Kern County Sheriff’s office is collecting very personal and irrelevant data on county residences and storing it in a networked database accessible by whom? Not that important you say? Just last Thursday JPMorgan felt their customer information was safe until a hacker attacked and has now exposed 83 million households and businesses to who-knows-what?
From the New York Times (Thursday October 2nd):
“The huge cyber attack on JPMorgan Chase that touched more than 83 million households and businesses was one of the most serious computer intrusions into an American corporation. “
So, I was asked to disclose a lot of very personal financial information the last time I tried to report a criminal activity. Why does the Kern County Sheriff’s Office need to know who my employer is? or, my social security number? or, my cell phone number? or, my birth date? Are they going to send me a birthday card at work? Remember, I haven’t committed any crime, I was just reporting one!

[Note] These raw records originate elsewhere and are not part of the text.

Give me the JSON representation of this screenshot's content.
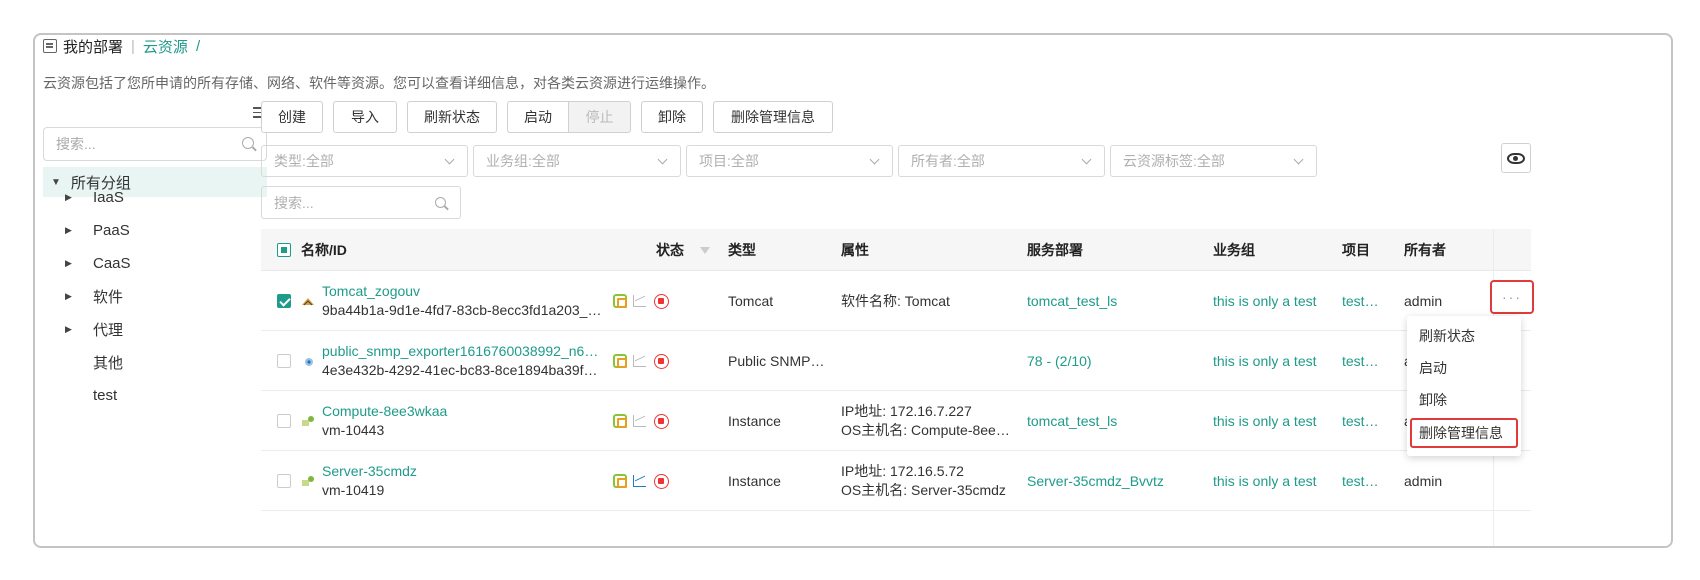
{
  "breadcrumb": {
    "root": "我的部署",
    "current": "云资源",
    "trailing": "/"
  },
  "description": "云资源包括了您所申请的所有存储、网络、软件等资源。您可以查看详细信息，对各类云资源进行运维操作。",
  "tree": {
    "search_placeholder": "搜索...",
    "root_label": "所有分组",
    "groups": [
      "IaaS",
      "PaaS",
      "CaaS",
      "软件",
      "代理"
    ],
    "leaves": [
      "其他",
      "test"
    ]
  },
  "toolbar": {
    "create": "创建",
    "import": "导入",
    "refresh": "刷新状态",
    "start": "启动",
    "stop": "停止",
    "unload": "卸除",
    "delete_mgmt": "删除管理信息"
  },
  "filters": {
    "type": "类型:全部",
    "business_group": "业务组:全部",
    "project": "项目:全部",
    "owner": "所有者:全部",
    "tag": "云资源标签:全部",
    "search_placeholder": "搜索..."
  },
  "table": {
    "headers": {
      "name": "名称/ID",
      "status": "状态",
      "type": "类型",
      "attributes": "属性",
      "deployment": "服务部署",
      "business_group": "业务组",
      "project": "项目",
      "owner": "所有者"
    },
    "rows": [
      {
        "name": "Tomcat_zogouv",
        "id": "9ba44b1a-9d1e-4fd7-83cb-8ecc3fd1a203_…",
        "type": "Tomcat",
        "attr1": "软件名称: Tomcat",
        "attr2": "",
        "deployment": "tomcat_test_ls",
        "business_group": "this is only a test",
        "project": "test…",
        "owner": "admin",
        "checked": true
      },
      {
        "name": "public_snmp_exporter1616760038992_n6…",
        "id": "4e3e432b-4292-41ec-bc83-8ce1894ba39f…",
        "type": "Public SNMP…",
        "attr1": "",
        "attr2": "",
        "deployment": "78 - (2/10)",
        "business_group": "this is only a test",
        "project": "test…",
        "owner": "a",
        "checked": false
      },
      {
        "name": "Compute-8ee3wkaa",
        "id": "vm-10443",
        "type": "Instance",
        "attr1": "IP地址: 172.16.7.227",
        "attr2": "OS主机名: Compute-8ee…",
        "deployment": "tomcat_test_ls",
        "business_group": "this is only a test",
        "project": "test…",
        "owner": "a",
        "checked": false
      },
      {
        "name": "Server-35cmdz",
        "id": "vm-10419",
        "type": "Instance",
        "attr1": "IP地址: 172.16.5.72",
        "attr2": "OS主机名: Server-35cmdz",
        "deployment": "Server-35cmdz_Bvvtz",
        "business_group": "this is only a test",
        "project": "test…",
        "owner": "admin",
        "checked": false
      }
    ]
  },
  "row_menu": {
    "ellipsis": "···",
    "items": [
      "刷新状态",
      "启动",
      "卸除",
      "删除管理信息"
    ]
  }
}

When I asked, I was told that the information was secure. I wondered… if some of the largest financial institutions in the world can get hacked, and places like The White House and Pentagon too, why would I think the Kern County Sheriff’s Office is a safe place to store my life altering information? With that type of information, the bad guys could takeover and ruin my life. So, is the next big hack going to be the local sheriff’s office? And, will the sheriff have to disclose to us that they have been hacked? Or, will they even know???
This is a question that we should be asking our elected officials before they are elected. Contact your county supervisor and ask them for an answer to that question.